Konten TikTok "Welcome to Indonesia", Dosen Unair: Kritik yang Kreatif

KOMPAS.com - Meski menuai berbagai pro dan kontra, nyatanya konten bertema “Welcome to Indonesia” dipandang positif dari sisi Komunikasi.

Dosen Ilmu Komunikasi Universitas Airlangga (Unair), Nisa Kurnia Illahiati menanggapi bahwa video tersebut menjadi bentuk kritik yang dinamik dan kreatif.

“Sarcasm is a whole of level dibandingkan misalkan kritikan yang dulu bersifat physical,” ungkap Nisa seperti dirangkum dari laman Unair News, Jumat (9/7/2021).

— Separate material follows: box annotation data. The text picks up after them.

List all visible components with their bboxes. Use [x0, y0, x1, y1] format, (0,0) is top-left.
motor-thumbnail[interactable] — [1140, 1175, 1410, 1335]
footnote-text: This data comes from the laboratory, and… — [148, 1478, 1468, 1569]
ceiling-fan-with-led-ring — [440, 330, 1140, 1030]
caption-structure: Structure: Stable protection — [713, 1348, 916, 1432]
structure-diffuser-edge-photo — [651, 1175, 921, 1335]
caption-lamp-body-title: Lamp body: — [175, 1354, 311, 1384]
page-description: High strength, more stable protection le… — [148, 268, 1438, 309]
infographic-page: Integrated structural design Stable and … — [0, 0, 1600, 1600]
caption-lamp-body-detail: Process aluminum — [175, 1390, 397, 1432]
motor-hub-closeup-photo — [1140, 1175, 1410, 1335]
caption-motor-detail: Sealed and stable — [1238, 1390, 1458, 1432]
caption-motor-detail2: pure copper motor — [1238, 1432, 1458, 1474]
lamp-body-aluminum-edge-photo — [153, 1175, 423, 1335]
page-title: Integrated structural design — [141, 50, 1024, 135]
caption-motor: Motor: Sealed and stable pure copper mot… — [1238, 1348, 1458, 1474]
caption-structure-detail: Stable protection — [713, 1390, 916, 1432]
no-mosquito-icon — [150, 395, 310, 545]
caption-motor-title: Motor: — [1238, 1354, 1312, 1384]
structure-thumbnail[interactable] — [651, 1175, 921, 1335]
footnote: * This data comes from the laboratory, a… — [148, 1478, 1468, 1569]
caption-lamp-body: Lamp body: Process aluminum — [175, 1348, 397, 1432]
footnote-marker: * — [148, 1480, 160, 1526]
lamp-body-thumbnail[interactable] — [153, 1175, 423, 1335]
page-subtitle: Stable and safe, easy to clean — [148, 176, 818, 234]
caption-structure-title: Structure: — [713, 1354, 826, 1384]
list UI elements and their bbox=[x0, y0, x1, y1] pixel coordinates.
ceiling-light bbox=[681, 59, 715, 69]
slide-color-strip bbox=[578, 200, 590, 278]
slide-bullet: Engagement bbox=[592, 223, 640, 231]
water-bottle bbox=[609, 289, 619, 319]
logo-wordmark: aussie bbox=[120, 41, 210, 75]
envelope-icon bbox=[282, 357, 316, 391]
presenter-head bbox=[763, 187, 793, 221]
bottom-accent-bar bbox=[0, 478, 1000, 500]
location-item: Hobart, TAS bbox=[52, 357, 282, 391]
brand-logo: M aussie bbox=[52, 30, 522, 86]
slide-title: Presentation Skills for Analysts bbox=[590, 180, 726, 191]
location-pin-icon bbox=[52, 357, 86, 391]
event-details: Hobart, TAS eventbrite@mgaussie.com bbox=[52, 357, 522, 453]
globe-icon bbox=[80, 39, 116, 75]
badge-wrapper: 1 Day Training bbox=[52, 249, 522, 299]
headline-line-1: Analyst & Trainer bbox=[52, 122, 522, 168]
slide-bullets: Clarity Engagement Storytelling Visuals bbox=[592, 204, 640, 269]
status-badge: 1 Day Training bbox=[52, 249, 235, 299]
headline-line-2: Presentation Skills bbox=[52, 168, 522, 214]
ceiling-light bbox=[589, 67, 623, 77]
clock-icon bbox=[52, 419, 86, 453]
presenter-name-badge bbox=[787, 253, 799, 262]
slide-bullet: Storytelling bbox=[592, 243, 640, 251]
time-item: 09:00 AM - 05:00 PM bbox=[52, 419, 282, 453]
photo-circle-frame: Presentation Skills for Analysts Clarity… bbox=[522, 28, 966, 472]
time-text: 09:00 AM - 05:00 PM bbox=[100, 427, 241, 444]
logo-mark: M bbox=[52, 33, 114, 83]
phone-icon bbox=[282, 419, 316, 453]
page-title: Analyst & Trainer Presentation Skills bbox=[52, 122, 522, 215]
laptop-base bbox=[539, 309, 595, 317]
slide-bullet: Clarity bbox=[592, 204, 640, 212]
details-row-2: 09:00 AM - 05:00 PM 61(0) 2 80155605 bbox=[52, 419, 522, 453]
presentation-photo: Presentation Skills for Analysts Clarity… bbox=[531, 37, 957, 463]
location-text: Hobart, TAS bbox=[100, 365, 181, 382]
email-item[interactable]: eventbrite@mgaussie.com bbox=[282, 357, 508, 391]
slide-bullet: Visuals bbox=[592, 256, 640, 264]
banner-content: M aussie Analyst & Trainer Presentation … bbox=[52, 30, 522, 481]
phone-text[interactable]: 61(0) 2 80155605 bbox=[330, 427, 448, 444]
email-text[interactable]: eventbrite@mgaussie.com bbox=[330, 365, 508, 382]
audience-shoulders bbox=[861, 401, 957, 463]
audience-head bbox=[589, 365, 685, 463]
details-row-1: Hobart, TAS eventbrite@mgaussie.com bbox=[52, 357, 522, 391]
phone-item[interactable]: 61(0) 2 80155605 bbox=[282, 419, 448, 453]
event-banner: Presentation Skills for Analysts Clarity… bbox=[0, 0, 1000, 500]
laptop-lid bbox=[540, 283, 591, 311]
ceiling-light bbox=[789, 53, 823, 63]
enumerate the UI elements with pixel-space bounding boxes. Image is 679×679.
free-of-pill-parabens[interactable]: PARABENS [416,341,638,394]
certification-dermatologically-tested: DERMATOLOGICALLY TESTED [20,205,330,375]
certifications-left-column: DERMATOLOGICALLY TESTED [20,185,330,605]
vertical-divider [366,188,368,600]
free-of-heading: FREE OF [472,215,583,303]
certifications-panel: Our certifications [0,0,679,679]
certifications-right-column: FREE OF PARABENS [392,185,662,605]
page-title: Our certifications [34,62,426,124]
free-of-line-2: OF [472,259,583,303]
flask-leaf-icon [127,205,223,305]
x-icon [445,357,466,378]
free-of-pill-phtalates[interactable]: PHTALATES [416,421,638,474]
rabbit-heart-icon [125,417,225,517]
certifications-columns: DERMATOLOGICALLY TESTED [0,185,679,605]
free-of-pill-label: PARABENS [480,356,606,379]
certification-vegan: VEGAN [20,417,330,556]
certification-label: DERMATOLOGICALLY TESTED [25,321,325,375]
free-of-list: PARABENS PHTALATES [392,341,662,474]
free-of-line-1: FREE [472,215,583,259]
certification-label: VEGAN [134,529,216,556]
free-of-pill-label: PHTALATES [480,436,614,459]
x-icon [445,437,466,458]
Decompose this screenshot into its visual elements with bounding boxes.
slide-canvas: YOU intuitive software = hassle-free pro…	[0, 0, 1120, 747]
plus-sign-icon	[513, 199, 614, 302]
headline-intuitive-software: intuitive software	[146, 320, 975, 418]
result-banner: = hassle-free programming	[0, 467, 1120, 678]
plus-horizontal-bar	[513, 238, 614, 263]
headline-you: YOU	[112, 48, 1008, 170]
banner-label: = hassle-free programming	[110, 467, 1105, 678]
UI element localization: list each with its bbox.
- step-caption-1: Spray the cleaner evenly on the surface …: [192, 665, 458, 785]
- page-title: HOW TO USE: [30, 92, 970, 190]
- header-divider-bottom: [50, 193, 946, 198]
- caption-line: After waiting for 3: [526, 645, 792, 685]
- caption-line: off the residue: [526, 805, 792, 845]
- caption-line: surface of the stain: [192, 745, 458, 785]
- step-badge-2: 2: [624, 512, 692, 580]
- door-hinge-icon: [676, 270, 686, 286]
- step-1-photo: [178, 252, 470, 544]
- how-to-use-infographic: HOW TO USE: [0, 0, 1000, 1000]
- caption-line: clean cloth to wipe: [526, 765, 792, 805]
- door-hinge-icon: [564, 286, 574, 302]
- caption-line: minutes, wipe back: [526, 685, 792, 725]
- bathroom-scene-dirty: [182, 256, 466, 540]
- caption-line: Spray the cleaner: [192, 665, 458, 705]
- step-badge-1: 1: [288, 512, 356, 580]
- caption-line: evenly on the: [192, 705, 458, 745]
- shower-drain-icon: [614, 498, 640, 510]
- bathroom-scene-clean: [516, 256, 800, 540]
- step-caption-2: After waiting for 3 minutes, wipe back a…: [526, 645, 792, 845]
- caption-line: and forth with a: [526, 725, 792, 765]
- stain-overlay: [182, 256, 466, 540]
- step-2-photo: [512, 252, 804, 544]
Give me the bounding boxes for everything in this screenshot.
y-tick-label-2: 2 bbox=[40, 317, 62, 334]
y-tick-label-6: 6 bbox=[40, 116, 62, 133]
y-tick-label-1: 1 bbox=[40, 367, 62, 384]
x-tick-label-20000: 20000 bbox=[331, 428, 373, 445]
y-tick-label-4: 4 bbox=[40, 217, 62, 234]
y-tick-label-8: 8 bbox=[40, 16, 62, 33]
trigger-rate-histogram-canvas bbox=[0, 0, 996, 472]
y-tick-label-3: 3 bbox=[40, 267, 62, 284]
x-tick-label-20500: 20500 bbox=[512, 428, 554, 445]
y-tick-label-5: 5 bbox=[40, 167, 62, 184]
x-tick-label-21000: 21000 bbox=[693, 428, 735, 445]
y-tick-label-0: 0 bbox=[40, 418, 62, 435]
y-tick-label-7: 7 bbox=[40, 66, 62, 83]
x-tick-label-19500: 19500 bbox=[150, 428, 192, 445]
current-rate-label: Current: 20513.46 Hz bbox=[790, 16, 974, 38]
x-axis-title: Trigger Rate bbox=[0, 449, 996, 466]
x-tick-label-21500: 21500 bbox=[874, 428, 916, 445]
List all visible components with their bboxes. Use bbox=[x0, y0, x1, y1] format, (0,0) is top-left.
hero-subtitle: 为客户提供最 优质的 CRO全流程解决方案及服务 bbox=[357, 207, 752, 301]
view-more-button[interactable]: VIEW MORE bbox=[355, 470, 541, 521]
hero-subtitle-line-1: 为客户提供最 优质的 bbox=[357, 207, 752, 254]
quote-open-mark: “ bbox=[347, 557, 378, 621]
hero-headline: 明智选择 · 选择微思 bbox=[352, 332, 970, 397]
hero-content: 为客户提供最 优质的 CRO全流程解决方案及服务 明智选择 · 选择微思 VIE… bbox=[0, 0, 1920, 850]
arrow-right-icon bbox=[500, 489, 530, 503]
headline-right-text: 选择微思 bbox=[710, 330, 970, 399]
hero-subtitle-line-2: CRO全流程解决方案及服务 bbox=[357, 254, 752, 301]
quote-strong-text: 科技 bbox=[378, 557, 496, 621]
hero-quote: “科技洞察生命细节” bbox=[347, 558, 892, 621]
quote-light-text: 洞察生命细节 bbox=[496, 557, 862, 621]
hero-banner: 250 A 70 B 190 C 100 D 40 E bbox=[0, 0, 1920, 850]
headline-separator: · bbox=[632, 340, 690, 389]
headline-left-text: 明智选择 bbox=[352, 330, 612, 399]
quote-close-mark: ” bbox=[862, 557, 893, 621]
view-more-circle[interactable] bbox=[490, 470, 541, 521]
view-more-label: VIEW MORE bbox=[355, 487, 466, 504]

Pengampu mata kuliah Media Budaya dan Masyarakat Urban ini menyebut, video TikTok Welcome to Indonesia menjadi wadah berekspresi bagi para penggunanya.

“Welcome to Indonesia merupakan wadah untuk meluapkan rasa frustasi karena tidak bisa mengubah apa yang dianggap seharusnya benar oleh TikTok-ers,” jelasnya.

Kritik dalam bentuk video ini, tambahnya, juga membuktikan bahwa kini kritik tidak terbatas pada platform tertentu. Bahkan, sedikit banyak melatih cara netizen mengomunikasikan kritik dengan cara yang lebih baik.

“Video ini menggunakan makna laten, dan jadi dinamika tersendiri yang bagus dalam platform media sosial di Indonesia,” sebutnya.

Sebagai media sosial yang digandrungi oleh kalangan muda remaja hingga dewasa, aplikasi TikTok mengalami perkembangan dari media yang dikenal menampilkan keterampilan menari penggunanya, hingga menjadi media menyalurkan ekspresi.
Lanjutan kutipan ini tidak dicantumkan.